Form Extraction
The Form Extraction process removes the form outline and form text from an image so that only the user input remains on the image. This can make other processes such as OmniPage Zone OCR more accurate, since the lines and other form data will not interfere. For a Form Extraction process to function properly, the image being processed must match the form designated for the Form Extraction process. In order to use Form Extraction for a particular process such as OmniPage Zone OCR while keeping the form on the stored image, use Form Extraction as a local enhancement within the other process. In this way, you will still be able to take advantage of it without affecting the final image.
Example: The City of Wonderland Department of Planning scans in building permit applications from their old files, many of which are typed on the forms in such a way that the letters occasionally overlap the lines of the form. They use Form Extraction to remove the lines and words of the form so they can capture the information that was typed into it.
To configure Form Extraction
- In the Session Configuration Pane, select the stage of processing where you want to use Form Extraction.
- In the Tasks Pane, select Form Extraction.
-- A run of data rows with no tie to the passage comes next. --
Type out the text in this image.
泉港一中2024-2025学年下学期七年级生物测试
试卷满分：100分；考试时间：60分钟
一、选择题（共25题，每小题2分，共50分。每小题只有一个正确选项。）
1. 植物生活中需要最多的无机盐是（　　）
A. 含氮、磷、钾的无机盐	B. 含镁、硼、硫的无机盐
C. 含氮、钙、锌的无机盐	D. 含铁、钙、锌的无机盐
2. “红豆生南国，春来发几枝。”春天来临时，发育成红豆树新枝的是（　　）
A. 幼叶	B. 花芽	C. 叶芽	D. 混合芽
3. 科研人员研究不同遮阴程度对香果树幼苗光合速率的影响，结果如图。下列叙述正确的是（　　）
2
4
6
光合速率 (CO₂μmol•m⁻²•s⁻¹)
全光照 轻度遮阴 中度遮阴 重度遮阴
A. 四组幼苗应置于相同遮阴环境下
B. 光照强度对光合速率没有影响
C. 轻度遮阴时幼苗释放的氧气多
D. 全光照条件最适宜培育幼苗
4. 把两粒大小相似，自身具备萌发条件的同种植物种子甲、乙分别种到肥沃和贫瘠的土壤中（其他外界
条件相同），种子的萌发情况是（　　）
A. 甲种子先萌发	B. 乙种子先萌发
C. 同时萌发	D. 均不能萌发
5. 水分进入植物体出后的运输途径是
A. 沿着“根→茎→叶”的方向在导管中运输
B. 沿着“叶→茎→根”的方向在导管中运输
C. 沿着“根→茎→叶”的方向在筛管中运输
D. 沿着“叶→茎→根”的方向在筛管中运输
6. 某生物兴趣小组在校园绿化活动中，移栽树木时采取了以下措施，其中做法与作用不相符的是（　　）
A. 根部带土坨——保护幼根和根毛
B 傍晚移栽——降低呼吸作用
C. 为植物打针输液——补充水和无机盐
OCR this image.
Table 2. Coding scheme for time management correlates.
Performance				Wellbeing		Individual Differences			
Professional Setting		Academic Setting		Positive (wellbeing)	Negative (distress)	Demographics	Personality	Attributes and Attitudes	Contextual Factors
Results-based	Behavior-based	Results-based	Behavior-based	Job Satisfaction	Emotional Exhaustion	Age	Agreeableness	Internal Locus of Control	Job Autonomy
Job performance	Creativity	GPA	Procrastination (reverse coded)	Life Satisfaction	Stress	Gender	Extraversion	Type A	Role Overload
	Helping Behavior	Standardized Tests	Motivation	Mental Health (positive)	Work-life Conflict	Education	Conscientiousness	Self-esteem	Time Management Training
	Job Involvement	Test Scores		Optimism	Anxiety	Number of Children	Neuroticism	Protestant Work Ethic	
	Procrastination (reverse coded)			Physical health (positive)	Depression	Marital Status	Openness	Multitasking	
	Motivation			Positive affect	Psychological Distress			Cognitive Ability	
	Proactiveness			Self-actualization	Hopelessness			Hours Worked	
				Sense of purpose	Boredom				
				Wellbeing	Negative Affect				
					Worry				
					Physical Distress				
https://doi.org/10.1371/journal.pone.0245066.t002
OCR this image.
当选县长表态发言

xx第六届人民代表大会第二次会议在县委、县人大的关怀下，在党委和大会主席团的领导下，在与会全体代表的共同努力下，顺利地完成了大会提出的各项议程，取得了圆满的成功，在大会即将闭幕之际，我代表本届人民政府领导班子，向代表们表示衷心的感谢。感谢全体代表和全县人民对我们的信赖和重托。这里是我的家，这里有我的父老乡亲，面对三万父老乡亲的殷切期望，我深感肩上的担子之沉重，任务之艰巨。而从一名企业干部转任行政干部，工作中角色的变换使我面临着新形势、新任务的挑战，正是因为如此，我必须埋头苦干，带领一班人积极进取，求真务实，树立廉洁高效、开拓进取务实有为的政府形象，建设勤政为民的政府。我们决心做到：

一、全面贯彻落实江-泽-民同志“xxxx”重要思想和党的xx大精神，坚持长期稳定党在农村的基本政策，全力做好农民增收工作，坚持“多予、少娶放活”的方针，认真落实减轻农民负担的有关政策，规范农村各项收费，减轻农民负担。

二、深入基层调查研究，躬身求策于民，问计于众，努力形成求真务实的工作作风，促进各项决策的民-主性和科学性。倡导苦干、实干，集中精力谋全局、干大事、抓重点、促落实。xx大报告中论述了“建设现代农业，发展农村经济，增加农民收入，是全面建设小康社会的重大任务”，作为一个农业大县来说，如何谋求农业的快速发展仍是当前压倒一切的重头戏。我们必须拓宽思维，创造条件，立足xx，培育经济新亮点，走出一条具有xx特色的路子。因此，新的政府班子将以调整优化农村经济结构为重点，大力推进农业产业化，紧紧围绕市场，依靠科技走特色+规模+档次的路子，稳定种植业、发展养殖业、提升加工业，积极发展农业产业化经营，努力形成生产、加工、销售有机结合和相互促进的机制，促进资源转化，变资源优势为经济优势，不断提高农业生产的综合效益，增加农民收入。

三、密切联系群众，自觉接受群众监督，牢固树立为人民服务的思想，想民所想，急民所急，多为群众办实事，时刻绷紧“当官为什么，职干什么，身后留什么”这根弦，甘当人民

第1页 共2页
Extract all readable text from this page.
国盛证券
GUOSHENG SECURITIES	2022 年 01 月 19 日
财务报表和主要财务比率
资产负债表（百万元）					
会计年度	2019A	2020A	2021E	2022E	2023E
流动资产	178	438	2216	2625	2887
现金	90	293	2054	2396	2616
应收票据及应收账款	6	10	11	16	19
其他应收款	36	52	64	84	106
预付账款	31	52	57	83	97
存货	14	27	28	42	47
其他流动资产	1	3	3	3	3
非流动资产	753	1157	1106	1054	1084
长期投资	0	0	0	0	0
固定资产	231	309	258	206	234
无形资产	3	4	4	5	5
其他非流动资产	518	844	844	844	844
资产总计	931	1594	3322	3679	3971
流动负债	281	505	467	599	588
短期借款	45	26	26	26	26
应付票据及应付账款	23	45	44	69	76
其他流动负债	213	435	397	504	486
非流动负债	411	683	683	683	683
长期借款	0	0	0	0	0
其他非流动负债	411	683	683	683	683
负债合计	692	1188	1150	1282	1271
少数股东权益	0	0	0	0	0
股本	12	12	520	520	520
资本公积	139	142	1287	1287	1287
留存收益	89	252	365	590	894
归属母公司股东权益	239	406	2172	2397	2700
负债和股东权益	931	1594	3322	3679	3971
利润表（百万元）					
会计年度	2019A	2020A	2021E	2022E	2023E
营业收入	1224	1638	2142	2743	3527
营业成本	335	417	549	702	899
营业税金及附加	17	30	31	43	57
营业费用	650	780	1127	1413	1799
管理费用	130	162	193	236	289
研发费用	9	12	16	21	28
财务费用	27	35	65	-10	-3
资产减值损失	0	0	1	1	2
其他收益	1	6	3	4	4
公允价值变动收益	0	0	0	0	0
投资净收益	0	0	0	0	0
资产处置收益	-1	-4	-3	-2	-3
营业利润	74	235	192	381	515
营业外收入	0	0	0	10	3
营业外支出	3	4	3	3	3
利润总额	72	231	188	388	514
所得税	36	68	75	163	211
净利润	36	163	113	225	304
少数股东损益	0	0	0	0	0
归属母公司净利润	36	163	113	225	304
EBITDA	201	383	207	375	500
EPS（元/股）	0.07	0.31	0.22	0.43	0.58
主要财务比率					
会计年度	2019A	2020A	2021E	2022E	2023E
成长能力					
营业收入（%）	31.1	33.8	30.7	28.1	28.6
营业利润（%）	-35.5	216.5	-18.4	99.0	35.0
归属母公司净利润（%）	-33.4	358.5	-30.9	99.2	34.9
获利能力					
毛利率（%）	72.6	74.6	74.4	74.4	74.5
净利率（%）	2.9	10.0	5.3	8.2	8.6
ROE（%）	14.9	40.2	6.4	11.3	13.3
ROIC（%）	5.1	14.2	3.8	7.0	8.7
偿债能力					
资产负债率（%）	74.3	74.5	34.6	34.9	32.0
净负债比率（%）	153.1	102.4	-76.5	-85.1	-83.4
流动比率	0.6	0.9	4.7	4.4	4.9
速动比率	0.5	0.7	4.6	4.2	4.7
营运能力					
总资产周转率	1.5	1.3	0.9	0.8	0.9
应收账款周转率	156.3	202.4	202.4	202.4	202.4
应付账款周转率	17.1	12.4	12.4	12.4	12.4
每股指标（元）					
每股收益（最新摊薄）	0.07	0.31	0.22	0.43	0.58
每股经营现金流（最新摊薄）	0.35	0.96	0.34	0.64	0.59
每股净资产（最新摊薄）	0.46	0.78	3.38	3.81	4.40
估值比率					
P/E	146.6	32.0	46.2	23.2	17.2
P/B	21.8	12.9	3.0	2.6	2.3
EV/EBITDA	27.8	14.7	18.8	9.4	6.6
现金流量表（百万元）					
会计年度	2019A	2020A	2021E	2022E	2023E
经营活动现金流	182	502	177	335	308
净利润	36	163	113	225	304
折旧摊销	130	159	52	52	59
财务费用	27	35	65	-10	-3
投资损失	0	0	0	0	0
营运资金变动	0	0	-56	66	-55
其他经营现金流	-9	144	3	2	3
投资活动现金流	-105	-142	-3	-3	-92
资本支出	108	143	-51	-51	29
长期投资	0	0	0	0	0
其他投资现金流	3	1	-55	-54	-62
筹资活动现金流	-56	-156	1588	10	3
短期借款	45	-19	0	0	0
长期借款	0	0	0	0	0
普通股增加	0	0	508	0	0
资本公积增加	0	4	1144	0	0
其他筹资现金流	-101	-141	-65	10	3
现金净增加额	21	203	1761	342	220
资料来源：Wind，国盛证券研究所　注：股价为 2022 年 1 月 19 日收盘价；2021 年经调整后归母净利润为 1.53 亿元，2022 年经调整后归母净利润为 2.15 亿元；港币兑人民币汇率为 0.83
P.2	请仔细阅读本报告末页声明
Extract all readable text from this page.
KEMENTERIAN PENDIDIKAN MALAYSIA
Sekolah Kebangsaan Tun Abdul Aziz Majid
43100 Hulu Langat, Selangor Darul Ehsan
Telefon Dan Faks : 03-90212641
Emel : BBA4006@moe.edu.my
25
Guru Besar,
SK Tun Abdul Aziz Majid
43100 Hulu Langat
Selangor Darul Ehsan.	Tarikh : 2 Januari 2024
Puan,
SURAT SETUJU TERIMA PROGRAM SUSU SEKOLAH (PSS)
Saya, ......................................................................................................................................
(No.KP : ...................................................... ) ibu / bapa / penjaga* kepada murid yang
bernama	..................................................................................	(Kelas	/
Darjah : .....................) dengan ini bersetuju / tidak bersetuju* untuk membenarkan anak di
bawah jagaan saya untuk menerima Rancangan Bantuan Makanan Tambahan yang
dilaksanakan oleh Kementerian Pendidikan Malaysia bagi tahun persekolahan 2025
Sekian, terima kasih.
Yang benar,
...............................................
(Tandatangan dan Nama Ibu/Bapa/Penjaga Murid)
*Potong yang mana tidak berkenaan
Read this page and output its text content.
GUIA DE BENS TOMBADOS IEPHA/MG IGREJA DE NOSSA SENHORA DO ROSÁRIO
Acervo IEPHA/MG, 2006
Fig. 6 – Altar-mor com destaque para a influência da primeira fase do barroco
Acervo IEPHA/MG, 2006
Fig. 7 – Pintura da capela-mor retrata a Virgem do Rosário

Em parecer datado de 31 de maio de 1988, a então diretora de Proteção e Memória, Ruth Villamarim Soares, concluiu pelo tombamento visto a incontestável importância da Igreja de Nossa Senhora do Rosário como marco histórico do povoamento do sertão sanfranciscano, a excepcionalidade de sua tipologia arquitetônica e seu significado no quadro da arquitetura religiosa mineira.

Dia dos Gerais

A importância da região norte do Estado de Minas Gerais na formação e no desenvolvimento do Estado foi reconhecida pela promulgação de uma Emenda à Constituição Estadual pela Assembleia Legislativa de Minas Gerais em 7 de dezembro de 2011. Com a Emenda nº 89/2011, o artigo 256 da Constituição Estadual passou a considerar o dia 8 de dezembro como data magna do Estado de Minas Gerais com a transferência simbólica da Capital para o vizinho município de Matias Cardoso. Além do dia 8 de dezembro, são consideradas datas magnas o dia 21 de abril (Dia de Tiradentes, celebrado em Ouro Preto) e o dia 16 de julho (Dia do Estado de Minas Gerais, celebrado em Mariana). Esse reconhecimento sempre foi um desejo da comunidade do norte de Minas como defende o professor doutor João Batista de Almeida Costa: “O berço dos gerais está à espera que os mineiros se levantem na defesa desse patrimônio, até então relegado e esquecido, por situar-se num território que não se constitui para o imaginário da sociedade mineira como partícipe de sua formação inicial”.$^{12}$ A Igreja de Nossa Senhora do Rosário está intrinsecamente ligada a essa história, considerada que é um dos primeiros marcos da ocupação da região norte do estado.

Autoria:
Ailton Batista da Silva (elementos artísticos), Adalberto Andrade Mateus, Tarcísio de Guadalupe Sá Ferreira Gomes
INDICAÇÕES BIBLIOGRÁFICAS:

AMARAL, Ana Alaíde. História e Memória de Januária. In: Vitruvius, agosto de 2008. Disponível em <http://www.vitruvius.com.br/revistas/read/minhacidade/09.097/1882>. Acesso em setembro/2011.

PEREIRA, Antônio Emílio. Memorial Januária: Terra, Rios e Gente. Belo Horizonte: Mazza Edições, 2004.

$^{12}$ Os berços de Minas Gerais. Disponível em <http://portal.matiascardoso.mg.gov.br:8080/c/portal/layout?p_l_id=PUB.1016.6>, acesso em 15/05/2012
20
Under More Options, you can select Wizard to display more information about each property or Skip Wizard to display the properties all at once without additional information.
- Master Form: The master form is an image of a blank form that matches the forms you will be processing. In Form Extraction, the lines and text of the blank master form will be removed from the forms that are filled in, leaving only the data entered on the form. There are three ways to add a master form:
- Scan: Scan in the master form using the currently configured scan source.
- Import: Import an image that is currently stored in a network drive.
- Copy from a sample image: If you have already added a custom sample image that is the same image you want to use as the master form, you can copy it.
- Page Range: When configuring an image enhancement in Page Processing or Storage Processing, you will be prompted to specify a page range. In other stages, default settings will automatically be applied.
- Excess Cleanup Level: You can speed up processing by eliminating images from consideration by the other Form Identification properties if they fail to meet certain criteria in this step.
- Background Color: Select this option to eliminate images whose background color or bit depth differ from the master form.
- Relative Intensity: Select this option to eliminate images that are much darker than the Master Form (those that contain a significantly greater number of foreground pixels). Do not use this option if you want to identify forms that have been faxed or photocopied.
- Confidence: Select the percent by which an image must correspond to the Master Form to be considered a successful match. Zero means the image is completely different from the Master Form, and 100 means they are exactly the same.
- Low (60%)
- Medium (75%)
- High (90%)
- Specify a level of confidence: Specify a value from 0 to 100.
- Cleanup Level: This option helps you compensate for forms with blurry or fragmented lines and shapes by expanding the region within which Quick Fields will look for elements that correspond to the master form.
Example: Selecting Medium (2) removes all stray marks located within two pixels from a line
- Character Reconstruction: Characters that intersect lines may be damaged during line removal. The Character Reconstruction option repairs any damaged characters. Specify the scope of character reconstruction. The numbers represent the maximum gap, in pixels, of a character disruption to be reconstructed.
Tip: If damaged characters are not sufficiently repaired during processing or testing, select a higher value. If characters are improperly repaired, select a lower value.
- Optional: To preview how this enhancement will affect scanned images and OCRed or extracted text, test processes. For the best results, add a custom sample image before testing. Adjust and test until you are satisfied with the results.